I have "Vertex" class pointers in a list. I want to delete these pointers and free up the memory. I deleted the pointers in the first for loop and set these pointers to 0. but just to check whether the pointers have really been deleted and set to NULL, I accessed those pointers again in the second loop.

Why am I able to access them and access the attributes and members functions in the second loop when i have set their pointers to NULL in the first loop? Have I really freed up the memory? Is "vertexList.clear()" a save operation to do?

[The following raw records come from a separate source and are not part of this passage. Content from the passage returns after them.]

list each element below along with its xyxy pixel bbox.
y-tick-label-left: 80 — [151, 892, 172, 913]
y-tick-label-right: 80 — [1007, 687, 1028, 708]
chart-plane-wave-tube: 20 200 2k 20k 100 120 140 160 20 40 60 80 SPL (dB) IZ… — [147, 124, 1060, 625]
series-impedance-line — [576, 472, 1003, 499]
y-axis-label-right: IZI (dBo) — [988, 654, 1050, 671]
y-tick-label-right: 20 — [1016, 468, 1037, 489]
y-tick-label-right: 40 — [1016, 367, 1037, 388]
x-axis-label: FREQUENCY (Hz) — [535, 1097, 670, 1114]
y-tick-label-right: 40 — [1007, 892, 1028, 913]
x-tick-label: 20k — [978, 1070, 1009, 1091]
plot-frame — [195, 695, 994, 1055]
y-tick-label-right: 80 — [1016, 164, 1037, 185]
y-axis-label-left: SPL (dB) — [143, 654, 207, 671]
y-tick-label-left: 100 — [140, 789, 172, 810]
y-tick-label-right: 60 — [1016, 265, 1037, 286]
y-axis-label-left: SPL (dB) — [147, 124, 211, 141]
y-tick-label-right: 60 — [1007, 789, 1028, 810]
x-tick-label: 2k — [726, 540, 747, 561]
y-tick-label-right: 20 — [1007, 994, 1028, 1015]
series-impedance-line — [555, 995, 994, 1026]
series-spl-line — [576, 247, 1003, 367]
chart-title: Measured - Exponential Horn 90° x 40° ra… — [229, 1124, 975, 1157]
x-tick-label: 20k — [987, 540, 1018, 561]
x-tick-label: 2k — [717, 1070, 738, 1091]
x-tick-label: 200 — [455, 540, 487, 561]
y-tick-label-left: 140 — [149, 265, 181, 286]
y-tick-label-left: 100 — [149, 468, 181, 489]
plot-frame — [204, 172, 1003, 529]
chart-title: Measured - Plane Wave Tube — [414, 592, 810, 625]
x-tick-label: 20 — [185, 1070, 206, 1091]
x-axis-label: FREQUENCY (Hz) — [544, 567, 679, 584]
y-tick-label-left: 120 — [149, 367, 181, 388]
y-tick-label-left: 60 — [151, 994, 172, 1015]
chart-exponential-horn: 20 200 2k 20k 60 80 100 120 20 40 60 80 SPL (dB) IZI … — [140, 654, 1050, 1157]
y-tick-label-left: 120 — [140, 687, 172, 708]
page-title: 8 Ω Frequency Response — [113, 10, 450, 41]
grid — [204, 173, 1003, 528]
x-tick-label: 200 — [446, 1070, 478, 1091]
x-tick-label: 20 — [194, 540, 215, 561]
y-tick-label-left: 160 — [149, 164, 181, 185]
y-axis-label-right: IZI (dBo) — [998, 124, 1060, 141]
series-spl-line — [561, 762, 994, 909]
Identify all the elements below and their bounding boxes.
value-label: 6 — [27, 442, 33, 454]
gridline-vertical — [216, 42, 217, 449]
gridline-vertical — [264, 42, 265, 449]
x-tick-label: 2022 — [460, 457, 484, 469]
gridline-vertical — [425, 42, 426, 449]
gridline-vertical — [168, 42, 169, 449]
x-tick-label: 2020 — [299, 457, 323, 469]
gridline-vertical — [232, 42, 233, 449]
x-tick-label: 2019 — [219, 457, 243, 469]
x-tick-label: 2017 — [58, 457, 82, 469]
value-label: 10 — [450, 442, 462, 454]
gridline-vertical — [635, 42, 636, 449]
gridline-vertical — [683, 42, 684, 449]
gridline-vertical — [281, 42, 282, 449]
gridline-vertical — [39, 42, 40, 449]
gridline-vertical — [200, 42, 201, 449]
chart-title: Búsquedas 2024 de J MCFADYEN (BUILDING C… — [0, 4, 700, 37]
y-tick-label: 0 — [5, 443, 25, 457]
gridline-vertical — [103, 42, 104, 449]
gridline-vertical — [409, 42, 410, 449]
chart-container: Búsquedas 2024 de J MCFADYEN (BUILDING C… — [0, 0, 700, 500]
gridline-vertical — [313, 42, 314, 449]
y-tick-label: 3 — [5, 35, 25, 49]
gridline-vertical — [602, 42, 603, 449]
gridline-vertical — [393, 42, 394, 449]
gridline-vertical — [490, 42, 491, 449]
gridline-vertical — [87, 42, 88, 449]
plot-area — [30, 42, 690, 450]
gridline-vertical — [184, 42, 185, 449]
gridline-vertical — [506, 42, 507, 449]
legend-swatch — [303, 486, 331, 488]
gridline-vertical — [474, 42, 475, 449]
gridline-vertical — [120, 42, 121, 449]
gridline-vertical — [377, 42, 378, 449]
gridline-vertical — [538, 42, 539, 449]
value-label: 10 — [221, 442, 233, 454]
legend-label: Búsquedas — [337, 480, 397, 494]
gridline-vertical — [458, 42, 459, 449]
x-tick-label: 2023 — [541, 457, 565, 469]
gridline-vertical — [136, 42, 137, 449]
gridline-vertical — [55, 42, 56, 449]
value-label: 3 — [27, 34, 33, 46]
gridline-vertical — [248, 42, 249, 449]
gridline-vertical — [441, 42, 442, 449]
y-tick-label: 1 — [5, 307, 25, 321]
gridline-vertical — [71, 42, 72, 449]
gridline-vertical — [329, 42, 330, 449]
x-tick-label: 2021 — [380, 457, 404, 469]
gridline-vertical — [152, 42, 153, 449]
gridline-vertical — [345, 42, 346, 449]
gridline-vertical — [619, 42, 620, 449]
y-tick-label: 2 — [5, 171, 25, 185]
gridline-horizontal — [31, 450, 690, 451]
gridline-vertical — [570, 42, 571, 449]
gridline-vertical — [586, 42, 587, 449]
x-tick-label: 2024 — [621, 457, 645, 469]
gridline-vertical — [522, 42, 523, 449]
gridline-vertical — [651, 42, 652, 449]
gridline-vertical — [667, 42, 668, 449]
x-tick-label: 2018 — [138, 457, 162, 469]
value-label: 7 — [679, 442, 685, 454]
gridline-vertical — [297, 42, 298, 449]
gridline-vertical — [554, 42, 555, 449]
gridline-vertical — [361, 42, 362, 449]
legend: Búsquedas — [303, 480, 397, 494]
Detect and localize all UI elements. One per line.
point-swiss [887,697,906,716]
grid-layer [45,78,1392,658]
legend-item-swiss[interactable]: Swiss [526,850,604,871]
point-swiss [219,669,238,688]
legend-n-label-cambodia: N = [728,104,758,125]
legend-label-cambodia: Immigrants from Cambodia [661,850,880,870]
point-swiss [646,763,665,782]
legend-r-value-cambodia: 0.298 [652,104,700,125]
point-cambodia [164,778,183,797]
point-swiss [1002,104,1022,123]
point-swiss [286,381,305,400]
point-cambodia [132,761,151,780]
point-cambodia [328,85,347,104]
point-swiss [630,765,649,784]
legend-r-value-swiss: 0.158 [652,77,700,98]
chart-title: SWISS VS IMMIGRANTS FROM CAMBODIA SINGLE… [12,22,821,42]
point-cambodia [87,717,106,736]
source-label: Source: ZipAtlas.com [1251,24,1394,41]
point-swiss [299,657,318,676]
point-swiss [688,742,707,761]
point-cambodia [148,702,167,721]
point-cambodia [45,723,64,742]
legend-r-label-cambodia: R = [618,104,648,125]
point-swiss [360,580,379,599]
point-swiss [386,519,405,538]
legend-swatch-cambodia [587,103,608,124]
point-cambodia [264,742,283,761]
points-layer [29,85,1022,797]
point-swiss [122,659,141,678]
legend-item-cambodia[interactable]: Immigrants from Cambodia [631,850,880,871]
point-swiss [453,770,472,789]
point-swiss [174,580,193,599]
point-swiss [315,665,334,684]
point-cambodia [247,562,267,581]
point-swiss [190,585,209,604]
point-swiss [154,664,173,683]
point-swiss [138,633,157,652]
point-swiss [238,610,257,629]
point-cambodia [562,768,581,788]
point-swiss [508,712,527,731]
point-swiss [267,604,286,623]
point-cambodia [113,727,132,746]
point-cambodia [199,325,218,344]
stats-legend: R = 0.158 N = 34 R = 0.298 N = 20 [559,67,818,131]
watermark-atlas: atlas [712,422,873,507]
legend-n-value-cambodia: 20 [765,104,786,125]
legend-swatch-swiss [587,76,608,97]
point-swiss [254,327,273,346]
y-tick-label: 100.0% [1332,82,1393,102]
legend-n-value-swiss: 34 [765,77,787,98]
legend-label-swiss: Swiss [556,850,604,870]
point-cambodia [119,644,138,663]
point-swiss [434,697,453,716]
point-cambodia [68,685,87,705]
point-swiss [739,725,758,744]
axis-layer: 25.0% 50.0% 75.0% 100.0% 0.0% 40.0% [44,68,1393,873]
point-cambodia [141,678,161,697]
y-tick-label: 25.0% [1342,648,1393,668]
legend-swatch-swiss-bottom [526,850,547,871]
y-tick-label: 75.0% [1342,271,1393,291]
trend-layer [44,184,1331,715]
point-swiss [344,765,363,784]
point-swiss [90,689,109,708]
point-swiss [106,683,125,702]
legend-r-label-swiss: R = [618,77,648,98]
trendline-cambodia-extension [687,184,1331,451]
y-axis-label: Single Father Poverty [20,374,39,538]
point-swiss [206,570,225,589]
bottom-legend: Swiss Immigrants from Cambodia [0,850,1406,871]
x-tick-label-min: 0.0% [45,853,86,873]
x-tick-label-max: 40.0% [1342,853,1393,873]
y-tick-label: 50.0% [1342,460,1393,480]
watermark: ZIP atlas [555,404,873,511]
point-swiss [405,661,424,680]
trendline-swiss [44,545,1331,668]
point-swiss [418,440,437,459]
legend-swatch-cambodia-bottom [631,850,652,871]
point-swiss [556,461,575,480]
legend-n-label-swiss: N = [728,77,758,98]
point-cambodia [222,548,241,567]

for(list<Vertex*>::iterator vertexListIterator = vertexList.begin() ; vertexListIterator != vertexList.end(); ++vertexListIterator)
{       
      Vertex* v = (Vertex*)(*vertexListIterator) ;
      delete v ;	    
      v = 0 ;	    
}

for(list<Vertex*>::iterator vertexListIterator = vertexList.begin() ; vertexListIterator != vertexList.end(); ++vertexListIterator)
{
      Vertex* v = (Vertex*)(*vertexListIterator) ;
      cout << "ID : "<< v->ID <<"\tAddress v : " << (long)(v) << endl ;
}
vertexList.clear() ;
StuXYZ commented: Good first post. +2

The problem you have is temporary values and what happens to them:
I think this will be clear (I hope :)

The problem is that your are taking a copy of the value in the list. This does indeed correctly delete the object. BUT then you do v=0 rather
than *vertexListIterator = 0 ; . Now you access the value in the list, which you have not erased, and then you access the memory area that you have deleted BUT that memory space is marked as deleted but is unlikely to have been over written so you get valid results. If you had done lots of other operations then you might get different results.

Note that if the list was just list<int> and the values were 1,2,3, you would not expect this to change the list:

for(list<int>::iterator ai=L.begin();ai!=L.end();++ai)
{
    int x= *ai;
    x=4;             // This doesn't change anything in list
}

The normal process that would be not to use the temporary.

delete *vertexListIterator;
*vertexListIterator=0

Also please please don't use the C style casts, use a static_cast. That would remove any problems that might arise in-case the list turned out to be of a polymorphic class, and Vertex wasn't the base.

You use reinterpret_cast<long int> in the output of the pointer value to be printed.

commented: Good Explaination +0

Thanks a lot for the tips and explaination. Now I get it what exactly is going on.